# For some bluegill.



## Stampede (Apr 11, 2004)

For some pretend ice fishing for blue gill. Would you go to CJ docks or rocky fork docks?


----------



## Fish2Win (Jan 21, 2009)

Stampede said:


> For some pretend ice fishing for blue gill. Would you go to CJ docks or rocky fork docks?

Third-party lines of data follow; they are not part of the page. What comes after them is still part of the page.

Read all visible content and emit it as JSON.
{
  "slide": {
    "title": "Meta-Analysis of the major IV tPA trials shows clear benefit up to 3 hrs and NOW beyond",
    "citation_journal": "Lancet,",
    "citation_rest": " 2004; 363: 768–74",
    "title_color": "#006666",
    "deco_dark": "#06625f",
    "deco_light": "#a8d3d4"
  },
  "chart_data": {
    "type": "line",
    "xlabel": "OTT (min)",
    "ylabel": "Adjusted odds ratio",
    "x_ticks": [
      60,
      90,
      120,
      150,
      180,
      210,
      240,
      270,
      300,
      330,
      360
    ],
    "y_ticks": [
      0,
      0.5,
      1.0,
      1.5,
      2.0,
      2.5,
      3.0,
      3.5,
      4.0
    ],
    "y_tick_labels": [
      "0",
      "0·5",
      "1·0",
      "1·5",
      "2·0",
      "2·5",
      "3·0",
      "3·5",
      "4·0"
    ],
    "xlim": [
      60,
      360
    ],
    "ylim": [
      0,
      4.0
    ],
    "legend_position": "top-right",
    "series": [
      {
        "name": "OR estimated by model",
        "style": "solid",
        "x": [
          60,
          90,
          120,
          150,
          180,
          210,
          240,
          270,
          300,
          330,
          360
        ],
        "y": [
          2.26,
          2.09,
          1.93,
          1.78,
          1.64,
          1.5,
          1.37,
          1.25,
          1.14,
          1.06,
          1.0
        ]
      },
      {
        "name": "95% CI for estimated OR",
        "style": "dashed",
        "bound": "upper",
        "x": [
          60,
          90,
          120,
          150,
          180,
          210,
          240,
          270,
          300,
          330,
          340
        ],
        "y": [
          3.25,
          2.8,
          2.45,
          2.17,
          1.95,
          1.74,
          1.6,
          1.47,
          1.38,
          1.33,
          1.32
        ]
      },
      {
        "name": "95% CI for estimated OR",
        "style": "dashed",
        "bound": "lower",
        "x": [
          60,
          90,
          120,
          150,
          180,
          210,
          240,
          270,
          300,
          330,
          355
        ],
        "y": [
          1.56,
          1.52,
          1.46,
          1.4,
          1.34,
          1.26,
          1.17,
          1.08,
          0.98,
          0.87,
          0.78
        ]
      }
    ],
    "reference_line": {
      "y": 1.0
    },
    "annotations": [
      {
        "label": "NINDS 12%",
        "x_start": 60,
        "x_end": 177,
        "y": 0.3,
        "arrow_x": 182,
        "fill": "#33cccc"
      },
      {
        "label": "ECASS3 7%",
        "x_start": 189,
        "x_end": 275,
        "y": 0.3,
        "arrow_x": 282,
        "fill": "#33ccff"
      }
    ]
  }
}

alum was always pretty good


----------



## Salmonid (Apr 14, 2004)

CJ has more but smaller gills, Rocky has bigger but fewer gills, imho. Wont go wrong with either place but more variety at RFL with occasional Saugeye, channel cat, white bass crappies and perch. Plus its closer to you.


----------



## Stampede (Apr 11, 2004)

How's the saugeye fishing at rocky from the docks and bank ? Any tips?


----------



## Salmonid (Apr 14, 2004)

Saugeye fishing at the docs is pretty hit or miss in my opinion at RFL docks, 1 day I got about a dozen which was cool but only 1 keeper, most were 9-13" pretty darn fun though and otherwise its 1 here and 1 there, I will say that other then the day of shorts for me, most others Ive seen were keepers or really close so some nice fish in there, just finding them.


----------



## Stampede (Apr 11, 2004)

Just might have to find out in the morning. Going to be cold, little snow. About as close to ice fishing as I'm going to see around here. LOL. And what were you catching them on mark.


----------